We'll combine this post-game probability estimate with the pre-game estimate of the bookmaker using a simple proportionate mix in a vaguely Bayesian way:

Estimated True Home Team Probability = Alpha x Bookie's Pre-Game Probability Estimate + (1-Alpha) x Post-Game Probability Estimate

Choosing a value for Alpha (which we hold constant for every game) we can then proceed to estimate true Home team probabilities for every game, and thus the average bias and variability of the bookie's probability assessments across a series of games.

The table below shows the results of performing these calculations using various values for Alpha and across four different time periods: 

  1. All of 1999 to the end of Round 5 in 2011
  2. From the start of 2006 to the end of Round 5 in 2011 (which is the period of time for which I can vouch for the bookie data)
  3. For all of 2010
  4. For the first 5 rounds of 2011


As Alpha increases towards 100% we assume that the bookie's pre-game probability assessment was closer and closer to the true probability and so the estimated bias and variability (for which in this table I've used RMSE) shrinks towards zero.

Conversely, as Alpha decreases towards 0% we assume that the bookie's pre-game probability assessment becomes progressively less relevant, and instead base our estimate of the true probability more on the actual victory margin.

The first and last rows of the table therefore provide a logical range of estimates for the bookie's bias and variability. Statistically speaking, the decision to lean towards small or large values of Alpha should be based on your assessment of the relative precision of the two probability estimates contributing to the average. For mine, since the bookmaker's assessment is (presumably) based on years of experience and a vast range of relevant variables - team composition, recent form, game venue, and so on - whereas the victory-margin based assessment hinges on a single piece of data from a single game on a single day, my instinct is to lean towards larger values of Alpha. 

For this reason, I've shaded the rows for Alpha values of 70% and 80% as representing the range I'd deem most relevant. That would mean that, over the entire period from 1999 to 2011, the bookie's tendency has been to understate the Home team's true victory probability by about 1% (hence our predilection for wagering head-to-head on Home teams only) and the bookie's RMSE has been about 4.5-6.5%, which is only a little larger than I'd have guessed.
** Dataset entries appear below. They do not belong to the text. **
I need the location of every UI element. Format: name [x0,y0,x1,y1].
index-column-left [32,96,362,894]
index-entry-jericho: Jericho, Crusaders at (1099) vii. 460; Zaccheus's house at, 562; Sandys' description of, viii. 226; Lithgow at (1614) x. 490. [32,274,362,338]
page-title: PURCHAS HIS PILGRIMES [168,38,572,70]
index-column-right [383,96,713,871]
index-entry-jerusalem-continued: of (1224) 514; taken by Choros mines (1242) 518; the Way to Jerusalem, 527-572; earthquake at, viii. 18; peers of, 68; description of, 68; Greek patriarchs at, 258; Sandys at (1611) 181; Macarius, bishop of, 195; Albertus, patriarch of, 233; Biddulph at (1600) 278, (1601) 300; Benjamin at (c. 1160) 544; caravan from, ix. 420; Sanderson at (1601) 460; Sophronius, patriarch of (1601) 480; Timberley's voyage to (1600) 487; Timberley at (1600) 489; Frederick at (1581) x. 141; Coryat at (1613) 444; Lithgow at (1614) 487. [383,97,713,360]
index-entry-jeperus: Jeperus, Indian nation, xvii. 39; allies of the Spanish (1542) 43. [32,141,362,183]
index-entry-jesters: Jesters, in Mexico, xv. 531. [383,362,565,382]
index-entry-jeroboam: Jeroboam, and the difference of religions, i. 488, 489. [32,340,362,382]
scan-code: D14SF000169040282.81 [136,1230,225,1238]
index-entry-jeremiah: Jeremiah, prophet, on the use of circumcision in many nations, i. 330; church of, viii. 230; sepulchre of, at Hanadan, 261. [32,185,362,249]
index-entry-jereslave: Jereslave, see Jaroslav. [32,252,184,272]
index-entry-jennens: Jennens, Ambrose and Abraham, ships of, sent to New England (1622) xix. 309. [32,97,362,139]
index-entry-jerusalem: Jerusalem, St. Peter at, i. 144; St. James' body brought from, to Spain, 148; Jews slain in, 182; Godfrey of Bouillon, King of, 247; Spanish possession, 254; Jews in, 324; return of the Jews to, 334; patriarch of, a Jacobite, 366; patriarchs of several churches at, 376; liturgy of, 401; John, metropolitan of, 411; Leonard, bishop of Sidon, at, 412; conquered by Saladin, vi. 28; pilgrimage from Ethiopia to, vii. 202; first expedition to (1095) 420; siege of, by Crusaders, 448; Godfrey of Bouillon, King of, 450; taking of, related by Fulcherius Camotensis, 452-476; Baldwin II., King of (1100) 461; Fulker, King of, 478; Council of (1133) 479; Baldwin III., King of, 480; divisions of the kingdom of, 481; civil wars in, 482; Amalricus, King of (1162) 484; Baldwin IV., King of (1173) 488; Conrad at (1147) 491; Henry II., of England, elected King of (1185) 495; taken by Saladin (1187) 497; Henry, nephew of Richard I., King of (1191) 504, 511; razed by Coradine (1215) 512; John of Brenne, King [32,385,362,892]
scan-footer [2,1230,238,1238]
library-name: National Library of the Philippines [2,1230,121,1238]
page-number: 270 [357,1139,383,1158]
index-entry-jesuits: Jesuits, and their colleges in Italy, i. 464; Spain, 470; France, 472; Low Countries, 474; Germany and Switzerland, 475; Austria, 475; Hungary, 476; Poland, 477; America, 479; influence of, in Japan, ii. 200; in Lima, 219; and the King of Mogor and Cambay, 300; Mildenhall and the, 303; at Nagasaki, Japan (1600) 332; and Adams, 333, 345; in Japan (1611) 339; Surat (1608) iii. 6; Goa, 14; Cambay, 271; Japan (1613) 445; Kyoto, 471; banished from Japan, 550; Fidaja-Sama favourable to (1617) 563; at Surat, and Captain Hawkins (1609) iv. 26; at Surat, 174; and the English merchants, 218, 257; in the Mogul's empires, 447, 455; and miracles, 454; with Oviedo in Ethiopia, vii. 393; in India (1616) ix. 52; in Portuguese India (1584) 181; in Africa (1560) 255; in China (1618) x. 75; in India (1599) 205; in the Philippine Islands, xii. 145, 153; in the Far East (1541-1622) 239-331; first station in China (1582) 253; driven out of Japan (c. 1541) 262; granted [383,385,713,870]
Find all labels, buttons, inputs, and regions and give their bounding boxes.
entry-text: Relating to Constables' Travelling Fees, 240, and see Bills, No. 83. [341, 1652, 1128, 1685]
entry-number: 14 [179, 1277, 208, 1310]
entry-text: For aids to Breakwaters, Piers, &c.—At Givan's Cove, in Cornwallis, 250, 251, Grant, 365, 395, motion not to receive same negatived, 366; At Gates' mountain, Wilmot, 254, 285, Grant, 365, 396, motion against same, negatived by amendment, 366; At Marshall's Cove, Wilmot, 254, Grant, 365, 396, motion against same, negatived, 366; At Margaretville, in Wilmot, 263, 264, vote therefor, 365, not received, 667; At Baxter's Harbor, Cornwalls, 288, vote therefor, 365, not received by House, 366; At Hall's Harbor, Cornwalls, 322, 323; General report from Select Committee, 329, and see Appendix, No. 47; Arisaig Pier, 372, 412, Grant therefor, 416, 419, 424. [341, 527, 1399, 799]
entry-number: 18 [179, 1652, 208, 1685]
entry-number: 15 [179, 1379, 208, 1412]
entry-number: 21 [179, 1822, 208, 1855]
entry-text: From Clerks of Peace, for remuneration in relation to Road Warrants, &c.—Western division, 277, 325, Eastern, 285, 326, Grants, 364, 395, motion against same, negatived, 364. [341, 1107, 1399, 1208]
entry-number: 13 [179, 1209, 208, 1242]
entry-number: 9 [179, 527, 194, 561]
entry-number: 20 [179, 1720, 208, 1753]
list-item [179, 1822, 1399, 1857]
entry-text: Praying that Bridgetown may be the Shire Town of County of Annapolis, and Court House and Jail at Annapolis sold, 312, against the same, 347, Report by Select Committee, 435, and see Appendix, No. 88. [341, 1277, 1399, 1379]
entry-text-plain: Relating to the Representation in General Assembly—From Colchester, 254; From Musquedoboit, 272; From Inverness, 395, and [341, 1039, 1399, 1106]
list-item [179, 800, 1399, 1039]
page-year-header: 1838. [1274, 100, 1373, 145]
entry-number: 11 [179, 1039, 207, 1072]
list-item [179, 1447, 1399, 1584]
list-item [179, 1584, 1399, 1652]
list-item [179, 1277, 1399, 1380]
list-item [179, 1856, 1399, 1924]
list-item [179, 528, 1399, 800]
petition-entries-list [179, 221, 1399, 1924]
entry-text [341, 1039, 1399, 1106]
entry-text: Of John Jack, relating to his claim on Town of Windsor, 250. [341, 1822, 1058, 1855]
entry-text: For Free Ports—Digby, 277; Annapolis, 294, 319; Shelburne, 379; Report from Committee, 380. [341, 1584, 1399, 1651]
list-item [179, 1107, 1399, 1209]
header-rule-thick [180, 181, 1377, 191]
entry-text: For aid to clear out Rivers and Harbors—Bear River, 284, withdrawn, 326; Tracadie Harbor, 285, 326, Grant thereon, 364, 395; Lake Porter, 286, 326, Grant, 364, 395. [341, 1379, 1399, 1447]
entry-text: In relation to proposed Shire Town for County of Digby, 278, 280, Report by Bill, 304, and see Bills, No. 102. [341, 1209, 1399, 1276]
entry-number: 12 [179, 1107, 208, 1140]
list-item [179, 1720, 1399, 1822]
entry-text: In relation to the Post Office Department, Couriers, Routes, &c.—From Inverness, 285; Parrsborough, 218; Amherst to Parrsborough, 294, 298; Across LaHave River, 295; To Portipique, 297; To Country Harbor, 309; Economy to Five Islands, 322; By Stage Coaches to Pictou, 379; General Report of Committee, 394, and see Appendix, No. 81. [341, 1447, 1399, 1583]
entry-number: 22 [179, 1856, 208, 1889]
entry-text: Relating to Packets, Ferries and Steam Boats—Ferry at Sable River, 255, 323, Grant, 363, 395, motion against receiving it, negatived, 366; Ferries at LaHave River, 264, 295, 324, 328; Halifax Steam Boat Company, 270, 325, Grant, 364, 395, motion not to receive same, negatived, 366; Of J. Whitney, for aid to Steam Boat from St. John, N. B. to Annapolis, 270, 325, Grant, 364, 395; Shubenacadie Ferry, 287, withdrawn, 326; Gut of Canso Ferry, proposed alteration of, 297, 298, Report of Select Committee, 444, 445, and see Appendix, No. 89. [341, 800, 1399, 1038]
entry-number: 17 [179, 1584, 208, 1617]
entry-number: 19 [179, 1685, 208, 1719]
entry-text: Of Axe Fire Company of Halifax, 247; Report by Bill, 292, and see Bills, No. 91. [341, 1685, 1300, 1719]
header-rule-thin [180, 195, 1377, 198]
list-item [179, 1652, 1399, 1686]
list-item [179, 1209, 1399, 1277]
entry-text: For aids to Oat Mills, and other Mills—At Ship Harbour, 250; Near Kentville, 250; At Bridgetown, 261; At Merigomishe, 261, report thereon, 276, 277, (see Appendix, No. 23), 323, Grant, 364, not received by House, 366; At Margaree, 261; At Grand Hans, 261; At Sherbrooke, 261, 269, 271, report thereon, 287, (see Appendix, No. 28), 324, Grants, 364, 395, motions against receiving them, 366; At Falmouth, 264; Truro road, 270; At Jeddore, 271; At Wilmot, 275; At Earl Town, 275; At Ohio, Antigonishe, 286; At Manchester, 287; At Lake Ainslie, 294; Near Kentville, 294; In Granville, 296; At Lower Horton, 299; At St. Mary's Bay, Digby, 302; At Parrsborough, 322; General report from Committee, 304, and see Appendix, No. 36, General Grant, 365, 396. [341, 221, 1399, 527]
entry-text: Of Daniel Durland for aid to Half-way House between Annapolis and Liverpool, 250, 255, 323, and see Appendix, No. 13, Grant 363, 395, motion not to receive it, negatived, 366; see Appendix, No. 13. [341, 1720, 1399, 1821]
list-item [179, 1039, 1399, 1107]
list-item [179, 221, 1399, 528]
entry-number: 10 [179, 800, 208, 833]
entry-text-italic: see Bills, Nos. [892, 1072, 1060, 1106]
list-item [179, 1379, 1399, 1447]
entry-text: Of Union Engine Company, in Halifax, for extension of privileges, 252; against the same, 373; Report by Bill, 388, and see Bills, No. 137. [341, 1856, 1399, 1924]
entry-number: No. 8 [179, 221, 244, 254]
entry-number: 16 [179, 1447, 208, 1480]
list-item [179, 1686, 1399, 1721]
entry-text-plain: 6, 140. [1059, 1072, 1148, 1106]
Regardless of the value of Alpha that you choose (unless you choose 100%, in which case you'd be wagering, if you wagered at all, with no genuine hope for long-term profitability), as a punter you'd be a little disheartened by the bookie numbers for bias and RMSE in 2011. We've seen in the previous blogs that the likelihood of profitable punting increases with greater bias and greater variability in bookmaker probability assessments, but so far in 2011 the bookie has shown lower than average bias and variability. I do hope he's not getting better at his job.